Despite Senator Bernie Sander’s criticism of Amazon, he took a break from the campaign trail to praise the company after Amazon announced a $15 minimum wage for our associates.

“I just want to congratulate Amazon for raising your minimum wage to $15 an hour,” Sanders said in a conversation with Jay Carney, senior vice president for global corporate affairs at Amazon. “That’s good for your workers. It’s the right thing to do. Please thank Jeff Bezos for me.”

Some key points in Carney’s New York Times op ed.

  • Amazon has added more jobs to the American economy over the last decade than any other employer.
  • Amazon’s core business, consumer retail, involves hundreds of thousands of employees who store, ship, and deliver billions of physical goods via airplanes, trucks, and vans around the world. We are not a social media company, a news aggregator or a forum for political advocacy (or disinformation).
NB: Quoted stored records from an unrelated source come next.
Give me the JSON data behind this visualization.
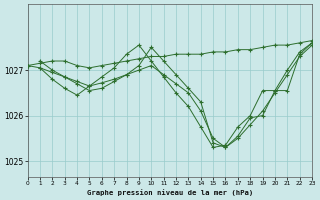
{
  "title": "Graphe pression niveau de la mer (hPa)",
  "bg_color": "#cce8e8",
  "grid_color": "#99cccc",
  "line_color": "#2d6e2d",
  "xlim": [
    0,
    23
  ],
  "ylim": [
    1024.65,
    1028.45
  ],
  "yticks": [
    1025,
    1026,
    1027
  ],
  "xticks": [
    0,
    1,
    2,
    3,
    4,
    5,
    6,
    7,
    8,
    9,
    10,
    11,
    12,
    13,
    14,
    15,
    16,
    17,
    18,
    19,
    20,
    21,
    22,
    23
  ],
  "series": [
    {
      "x": [
        0,
        1,
        2,
        3,
        4,
        5,
        6,
        7,
        8,
        9,
        10,
        11,
        12,
        13,
        14,
        15,
        16,
        17,
        18,
        19,
        20,
        21,
        22,
        23
      ],
      "y": [
        1027.1,
        1027.15,
        1027.2,
        1027.2,
        1027.1,
        1027.05,
        1027.1,
        1027.15,
        1027.2,
        1027.25,
        1027.3,
        1027.3,
        1027.35,
        1027.35,
        1027.35,
        1027.4,
        1027.4,
        1027.45,
        1027.45,
        1027.5,
        1027.55,
        1027.55,
        1027.6,
        1027.65
      ]
    },
    {
      "x": [
        0,
        1,
        2,
        3,
        4,
        5,
        6,
        7,
        8,
        9,
        10,
        11,
        12,
        13,
        14,
        15,
        16,
        17,
        18,
        19,
        20,
        21,
        22,
        23
      ],
      "y": [
        1027.1,
        1027.05,
        1026.95,
        1026.85,
        1026.75,
        1026.65,
        1026.72,
        1026.8,
        1026.9,
        1027.0,
        1027.1,
        1026.9,
        1026.7,
        1026.5,
        1026.1,
        1025.5,
        1025.3,
        1025.5,
        1025.8,
        1026.1,
        1026.5,
        1026.9,
        1027.3,
        1027.55
      ]
    },
    {
      "x": [
        1,
        2,
        3,
        4,
        5,
        6,
        7,
        8,
        9,
        10,
        11,
        12,
        13,
        14,
        15,
        16,
        17,
        18,
        19,
        20,
        21,
        22,
        23
      ],
      "y": [
        1027.2,
        1027.0,
        1026.85,
        1026.7,
        1026.55,
        1026.6,
        1026.75,
        1026.9,
        1027.1,
        1027.5,
        1027.2,
        1026.9,
        1026.6,
        1026.3,
        1025.4,
        1025.3,
        1025.55,
        1025.95,
        1026.0,
        1026.55,
        1026.55,
        1027.35,
        1027.6
      ]
    },
    {
      "x": [
        1,
        2,
        3,
        4,
        5,
        6,
        7,
        8,
        9,
        10,
        11,
        12,
        13,
        14,
        15,
        16,
        17,
        18,
        19,
        20,
        21,
        22,
        23
      ],
      "y": [
        1027.05,
        1026.8,
        1026.6,
        1026.45,
        1026.65,
        1026.85,
        1027.05,
        1027.35,
        1027.55,
        1027.2,
        1026.85,
        1026.5,
        1026.2,
        1025.75,
        1025.3,
        1025.35,
        1025.75,
        1026.0,
        1026.55,
        1026.55,
        1027.0,
        1027.4,
        1027.6
      ]
    }
  ]
}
  • We have hundreds of thousands of employees, and contractual relationships with hundreds of thousands of other businesses of all sizes; what we do can generate positive ripple effects across the country.
  • When Amazon raised our minimum wage to $15 an hour, we made sure that every warehouse worker, known as fulfillment center associates, got a pay increase. We have 500,000 employees in 40 states; when a company our size increases wages, competitors feel pressure to do the same for their own workers, or risk losing them.
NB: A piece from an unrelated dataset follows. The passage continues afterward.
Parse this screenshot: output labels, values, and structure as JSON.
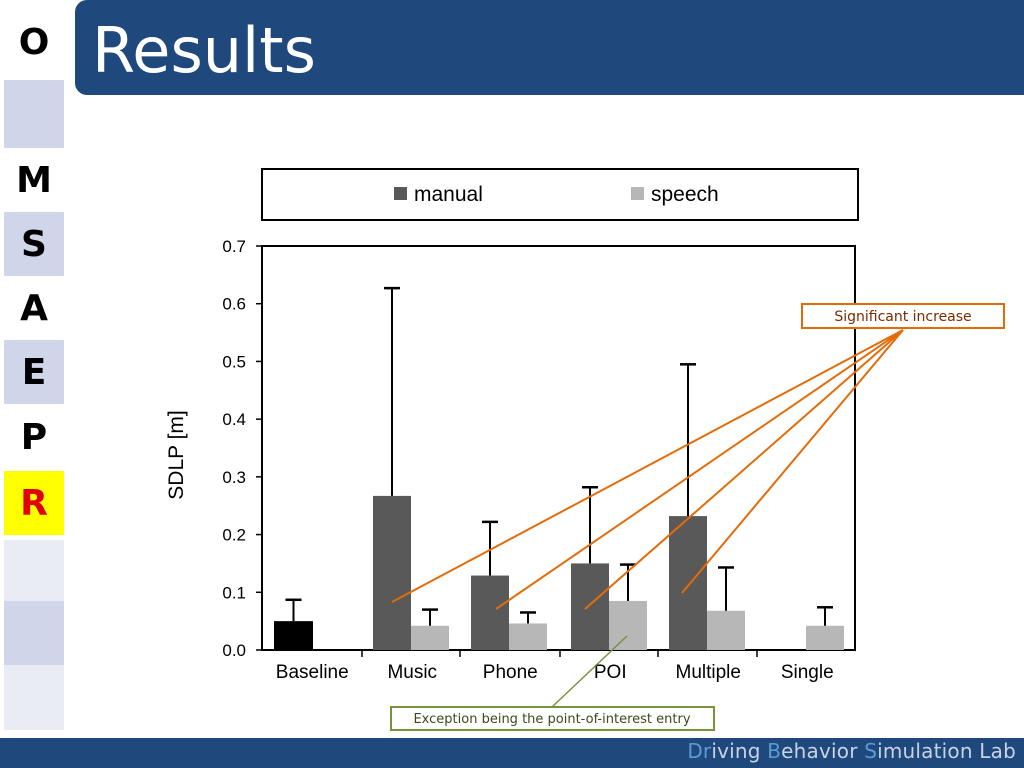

  • We believe $15 should be the minimum anyone in the United States is paid for an hour of labor, and in most areas of the country our starting wage is even higher. More than 40 million Americans earn less than the lowest-paid Amazon associate. For many people, a job at one of our fulfillment centers is by far the best option available in their region. And we are proud of that—even as we agree that our political and business leaders must work together to create more and better options for all America’s workers.
  • Amazon has plowed $270 billion into the domestic economy since 2010. In economically struggling areas like Fall River, Mass., and the Inland Empire in California, our investments and hiring have helped lower the local unemployment rate and added hundreds of millions of dollars to local economies.
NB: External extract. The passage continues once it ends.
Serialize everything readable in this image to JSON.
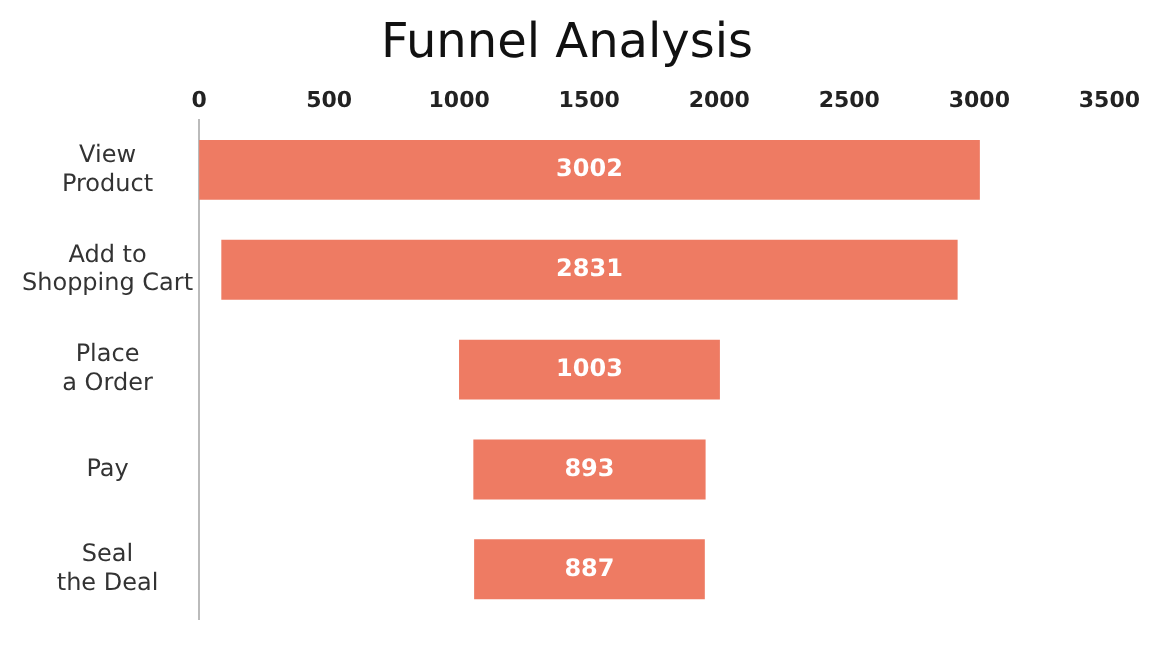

  • We compete fiercely with Silicon Valley companies to hire the best software engineers, computer science Ph.D.s, and data scientists. We offer generous health care and other benefits on top of highly competitive pay.
  • Amazon offers fulfillment center workers the chance to learn new skills and earn certificates in high-demand fields that offer better-paying job opportunities. Our Career Choice program prepays up to 95 percent of tuition and fees—making it almost free for employees to learn new skills.
  • Amazon is investing $700 million to provide training to 100,000 of our domestic employees by 2025. Once again, the scale of Amazon’s investment in its own work force will influence other major companies to follow suit.

We welcome scrutiny—from lawmakers, regulators and customers, because critics will at times have good ideas about how we, and other major companies, can do both more and better. But we also hope that, in examining what we already do, those critics acknowledge this: When it comes to creating jobs, raising wages, providing benefits and training employees for higher-paying jobs, Amazon is doing many good things—for the economy, and for American workers.